Stan : Ce sont des impulsions dirigées. Chaque jour nous reparlons du travail de la soirée précédente et nous tentons à partir de cette discussion de nous mettre en scène nous-mêmes. Après la première l'échange qui suit est très important. Ensuite, au fil des représentations, c'est un débat stratégique pour ne pas tomber dans l'habitude. Nous voulons à tous prix ne pas tomber dans une mécanique répétitive. Il faut absolument éviter de devenir sourd aux autres acteurs et au public. Nous veillons à toujours avoir de nouvelles options pour les scènes. L'important est de conserver la spontanéité de la pièce.
Une étudiante : Y a t-il des soirs où vous n'êtes pas satisfaits ?
Stan : Oui, par exemple lorsque l'on joue et que l'on ne se sent pas présent. C'est très dangereux. Certains soirs cela fonctionne parce que l'on devient des virtuoses pour cette scène mais ce n'est pas bon parce que nous ne sommes pas là.
Une étudiante : Lors de vos discussions, il y a des leaders qui tranchent ?
Stan : Non, tout se décide à l'unanimité. Une personne qui n'est pas d'accord se doit de défendre son point de vue.
Un étudiant : Comment rencontrez-vous les acteurs ?
Tiago : Pour moi j'ai rencontré les Stan quand ils sont venus jouer à Lisbonne.
Tine Embrechts : Pour moi je les ai rencontrés à l'école, au conservatoire. Travailler avec Jolente et Frank fut une véritable révélation. Je ne peux pas aborder le théâtre d'une manière classique.
Une étudiante : Vous apportez une modernité, une humanité au texte. Comment travaillez-vous la mise en espace ?
Stan : En fait, tout est très ouvert, même la lumière. Il y a des étapes et des découpages prévus mais au sein de tout cela nous sommes très libres. Cela fait partie du travail du comédien de savoir sentir la distance avec le partenaire pour créer ou annuler la tension.
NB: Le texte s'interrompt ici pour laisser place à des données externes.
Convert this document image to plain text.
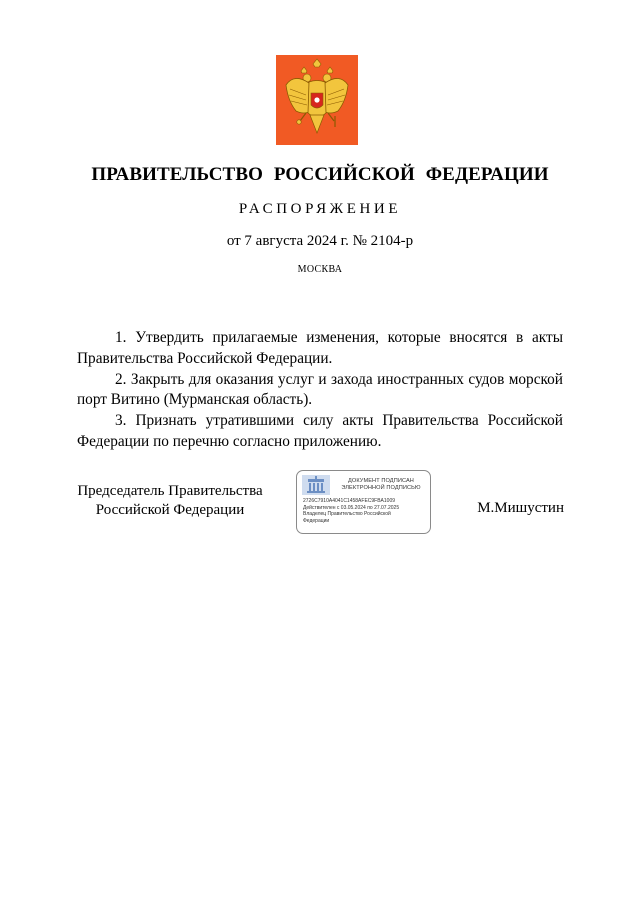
ПРАВИТЕЛЬСТВО РОССИЙСКОЙ ФЕДЕРАЦИИ
РАСПОРЯЖЕНИЕ
от 7 августа 2024 г. № 2104-р
МОСКВА

1. Утвердить прилагаемые изменения, которые вносятся в акты Правительства Российской Федерации.

2. Закрыть для оказания услуг и захода иностранных судов морской порт Витино (Мурманская область).

3. Признать утратившими силу акты Правительства Российской Федерации по перечню согласно приложению.

Председатель Правительства
Российской Федерации
ДОКУМЕНТ ПОДПИСАН
ЭЛЕКТРОННОЙ ПОДПИСЬЮ
2726C7910A4041C1458AFEC9FBA1009
Действителен с 03.05.2024 по 27.07.2025
Владелец Правительство Российской
Федерации
М.Мишустин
Pour nous le plateau est un peu comme une carte géographique : il y a des pays et tu les habites chacun comme tu veux. Toutes ces options pour aborder les scènes évoluent pas à pas au fil des discussions après les représentations.
Un enseignant : Pourriez-vous nous parler de ce mouvement qui se met en place en Flandre autour de cette manière de jouer ?
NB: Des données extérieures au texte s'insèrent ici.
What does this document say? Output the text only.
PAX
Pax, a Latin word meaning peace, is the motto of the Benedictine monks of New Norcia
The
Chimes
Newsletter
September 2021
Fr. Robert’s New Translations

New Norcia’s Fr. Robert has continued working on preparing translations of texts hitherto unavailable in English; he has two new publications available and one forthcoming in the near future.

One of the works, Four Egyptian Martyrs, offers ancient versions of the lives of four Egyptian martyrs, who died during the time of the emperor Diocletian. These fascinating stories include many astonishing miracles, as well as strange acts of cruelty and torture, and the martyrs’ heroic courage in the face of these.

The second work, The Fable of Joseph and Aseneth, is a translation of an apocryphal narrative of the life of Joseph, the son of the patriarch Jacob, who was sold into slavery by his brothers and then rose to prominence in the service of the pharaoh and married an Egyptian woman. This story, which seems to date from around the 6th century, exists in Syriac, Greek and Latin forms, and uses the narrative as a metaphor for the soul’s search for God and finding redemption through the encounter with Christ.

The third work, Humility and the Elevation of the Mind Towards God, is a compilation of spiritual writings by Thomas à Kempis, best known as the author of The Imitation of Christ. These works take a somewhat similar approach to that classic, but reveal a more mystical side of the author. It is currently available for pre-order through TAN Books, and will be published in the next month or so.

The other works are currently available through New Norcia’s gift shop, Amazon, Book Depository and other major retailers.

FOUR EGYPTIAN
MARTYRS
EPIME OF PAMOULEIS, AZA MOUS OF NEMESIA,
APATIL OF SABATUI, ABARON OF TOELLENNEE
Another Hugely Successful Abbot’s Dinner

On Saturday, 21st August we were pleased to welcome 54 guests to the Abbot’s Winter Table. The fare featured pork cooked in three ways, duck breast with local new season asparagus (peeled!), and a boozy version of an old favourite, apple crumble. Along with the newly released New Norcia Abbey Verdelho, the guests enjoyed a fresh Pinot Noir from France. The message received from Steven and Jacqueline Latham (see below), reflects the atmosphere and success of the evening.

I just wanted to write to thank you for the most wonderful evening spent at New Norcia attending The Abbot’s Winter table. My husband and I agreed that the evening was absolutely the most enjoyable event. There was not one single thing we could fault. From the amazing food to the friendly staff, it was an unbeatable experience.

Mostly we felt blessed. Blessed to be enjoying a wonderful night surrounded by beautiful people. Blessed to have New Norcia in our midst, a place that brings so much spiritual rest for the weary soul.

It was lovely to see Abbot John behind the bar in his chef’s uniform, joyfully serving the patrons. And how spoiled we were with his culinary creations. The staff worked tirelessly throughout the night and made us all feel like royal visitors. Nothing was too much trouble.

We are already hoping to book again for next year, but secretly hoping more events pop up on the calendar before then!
Stan : Il y a beaucoup de nouvelles compagnies qui veulent travailler par elles-mêmes mais nous ne vivons pas cela comme un mouvement. On ne peut pas dire que la Flandre soit submergée par ce type de compagnies. En Flandre il y avait un effondrement des théâtres nationaux, du public, une absence de grands metteurs en scène ce qui créait un vide et une ouverture pour les compagnies pour obtenir les subventions. Cela simplifiait la possibilité d'exister pour les jeunes compagnies.
Stan : Stan est une rencontre, une combinaison de gens. Ce qu'est notre groupe, jouer, nous le remettons en cause tous les jours. Nous donnons la liberté et la responsabilité à l'acteur, c'est ce que nous partageons avec certaines compagnies. En Flandre, nous n'avons pas une grande tradition théâtrale ou littéraire donc nous osons plus.
Une étudiante : Comment avez-vous choisi les costumes ?
Stan : Nous discutons beaucoup de cela et après la costumière nous fait des propositions. Elle combine des habits très contemporains, des vêtements récupérés, des objets qu'elle fabrique.
Un étudiant : Comment attribuez-vous les rôles ?
Stan : Tout est possible mais nous analysons les avantages de chacun dans chaque rôle.
Un étudiant : Comment cassez-vous l'illusion théâtrale ?
Stan : Il n'y a pas d'illusion : nous sommes là, vous êtes là, le lieu où nous sommes est en pierre...
L'illusion n'existe pas, on ne peut pas détruire ce qui n'existe pas.
Une étudiante : Pourquoi jouez-vous Cocteau debout sur une table ?
Stan : On est à la table et au final, fatigués de travailler autour, nous montons dessus pour jouer, comme le font les petits enfants.
Source Externe : Théâtre de la Bastille.